The evening will be chaired by Professor Brian Raftopoulos, a veteran Zimbabwean political commentator and director for research and advocacy at the Solidarity Peace Trust.

Braam Hanekom, chairperson of People Against Suffering, Suppression, Oppression and Poverty (PASSOP), will discuss immigration and Ksethani Sibanda, a Zimbabwean activist, will speak on youth challenges.

Gift Kavuno, vice chairman of the Creative Writers and Arts Workshop, will read an extract from Road to Lindela and comment on the project. Mr Kavuno lectures in journalism and media studies at Vaal Technology Institute.

Road to Lindela is sponsored by the Multi Agency Grant Initiative (Hivos).

ABOUT THE CONTRIBUTORS

  • Mhlahlandela is a renowned writer, poet, literary and policy critique with a BA (Hons) in politics and administration from the University of Zimbabwe.
  • Gilbert Phiri has a Higher National Diploma in Business Studies and is an accountant.
  • Ike Mthandazo Dube is a writer, cultural activist, poet, performer, songwriter and researcher, as well as a part-time facilitator in TV and communications.
  • Gift Bengwana Kavuno is a journalist, author and performer. He is currently lecturing in journalism and media studies at Vaal Technology Institute. He is vice chairman of the Creative Writers and Arts Workshop.
  • Mlamulin Nkomo is a political and social commentator, human rights and civil society activist. He studied literature and psychology at the University of Zimbabwe and migration at Wits University.
  • George Mkhwanazi is the national deputy chairman of the National Constitutional Assembly, currently based in South Africa.
  • Giyani Dube is a writer and actor who is studying journalism at Wits University. He is the project director of “Road to Lindela”
  • Austin Moyo Snr (Editor and Design) is a publisher who co-owns Khanyisa Newspaper in Mpumalanga, a politician and an information technology specialist.

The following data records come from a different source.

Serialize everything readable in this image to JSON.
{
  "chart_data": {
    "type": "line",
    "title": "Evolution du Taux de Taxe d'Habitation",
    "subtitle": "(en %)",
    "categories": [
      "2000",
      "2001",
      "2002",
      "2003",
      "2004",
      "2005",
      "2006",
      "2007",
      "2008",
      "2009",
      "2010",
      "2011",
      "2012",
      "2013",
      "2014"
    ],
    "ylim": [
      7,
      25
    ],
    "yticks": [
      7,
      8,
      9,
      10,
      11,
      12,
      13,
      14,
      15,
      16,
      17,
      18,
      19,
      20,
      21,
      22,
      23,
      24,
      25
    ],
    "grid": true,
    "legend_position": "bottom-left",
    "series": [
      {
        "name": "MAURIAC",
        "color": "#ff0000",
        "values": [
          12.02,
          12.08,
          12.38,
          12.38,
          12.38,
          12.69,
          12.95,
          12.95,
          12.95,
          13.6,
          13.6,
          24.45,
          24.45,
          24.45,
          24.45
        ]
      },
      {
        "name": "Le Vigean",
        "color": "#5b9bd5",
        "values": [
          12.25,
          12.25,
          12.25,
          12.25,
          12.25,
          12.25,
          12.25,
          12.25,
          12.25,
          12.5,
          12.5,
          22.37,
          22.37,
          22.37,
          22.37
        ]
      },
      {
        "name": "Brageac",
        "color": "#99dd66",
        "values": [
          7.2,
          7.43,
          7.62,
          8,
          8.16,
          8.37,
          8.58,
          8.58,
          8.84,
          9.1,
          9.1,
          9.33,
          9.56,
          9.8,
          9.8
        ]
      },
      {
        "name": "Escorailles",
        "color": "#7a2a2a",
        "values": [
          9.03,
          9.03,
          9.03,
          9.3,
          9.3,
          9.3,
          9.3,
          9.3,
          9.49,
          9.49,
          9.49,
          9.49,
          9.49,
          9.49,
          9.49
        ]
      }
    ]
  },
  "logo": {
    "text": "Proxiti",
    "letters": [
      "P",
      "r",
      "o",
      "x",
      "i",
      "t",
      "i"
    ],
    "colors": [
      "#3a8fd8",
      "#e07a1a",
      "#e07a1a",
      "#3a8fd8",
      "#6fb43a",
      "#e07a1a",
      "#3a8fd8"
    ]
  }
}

2 Responses to “Launch of a new book: “Road To Lindela””

  1. BM
    April 30th, 2009 12:49
    1

    Congratulations to the authors and producers for creating this valuable record. A copy should be publicly presented to RG Mugabe and there should be serial publication in Zimbabwean newspapers and public broadcast on radio. If only the Zimbabwe International Book Fair was still there to provide a launch venue!

  2. BM
    April 30th, 2009 12:50
    2

    PS. A presentation copy for Thabo Mbeki as well!